Leslie öffnete den Umschlag. Darin war ein Scheck. Als Leslie den Betrag sah, fiel ihr der Kiefer herunter.
„Was ist das? Ich kann das nicht annehmen“, stotterte sie.
„Es sind über hunderttausend Dollar!“
„Wir möchten, dass du es hast.“ Bens Mutter trat vor. „Wir haben eine Crowdfunding-Kampagne für meine Mutter gestartet, aber sie…“ Die Frau legte ihre Hand auf den Mund. „Sie ist vor ein paar Tagen gestorben.“
Bens Vater trat vor und umarmte seine Frau, die in Tränen ausbrach.
„Wir haben gemeinsam beschlossen, dass wir dir das Geld für Joe geben sollten“, fuhr Ben fort.
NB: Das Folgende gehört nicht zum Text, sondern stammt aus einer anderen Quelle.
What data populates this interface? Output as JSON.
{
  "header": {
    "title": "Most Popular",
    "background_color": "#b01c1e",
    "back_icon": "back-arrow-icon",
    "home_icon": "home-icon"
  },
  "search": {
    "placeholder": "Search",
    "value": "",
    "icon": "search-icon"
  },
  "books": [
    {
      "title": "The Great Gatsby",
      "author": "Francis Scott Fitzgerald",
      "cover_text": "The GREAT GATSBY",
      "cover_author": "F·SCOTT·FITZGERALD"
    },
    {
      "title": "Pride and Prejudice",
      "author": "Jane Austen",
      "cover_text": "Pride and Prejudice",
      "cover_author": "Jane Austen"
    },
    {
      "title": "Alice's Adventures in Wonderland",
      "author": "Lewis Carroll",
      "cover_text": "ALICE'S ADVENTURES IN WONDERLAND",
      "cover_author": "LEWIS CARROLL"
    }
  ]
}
„Wir haben auch in der Crowdfunding-Kampagne angekündigt, was wir vorhaben“, fügte Bens Vater hinzu, „damit alles korrekt ist.“
Leslie drückte den Scheck an ihre Brust, während Tränen in ihre Augen stiegen. „Vielen Dank euch allen so sehr“, schluchzte sie. „Das ist das größte Geschenk, das ich je erhalten habe. Ich hoffe nur, dass es genug ist.“
Ben sprang nach vorne und umarmte Leslies Beine. „Es wird genug sein, da bin ich mir sicher! Und wenn Joe eines Tages wieder gesund ist, komme ich zurück, um mit ihm zu spielen.“
Leslie lächelte und raufte dem Jungen das Haar. „Du wirst immer willkommen sein, Ben.“
Der Scheck war fast genau der Betrag, den Leslie brauchte. Nach unzähligen Ärzten und Behandlungen wurde Joe einen Monat später wieder der Alte.
Als Leslie sah, wie er mit dem Hund der Nachbarn auf dem Rasen spielte, war es schwer, sich eine Zeit vorzustellen, in der er nicht stark und voller Lachen gewesen war.
„Und das alles ist Ben zu verdanken“, murmelte sie.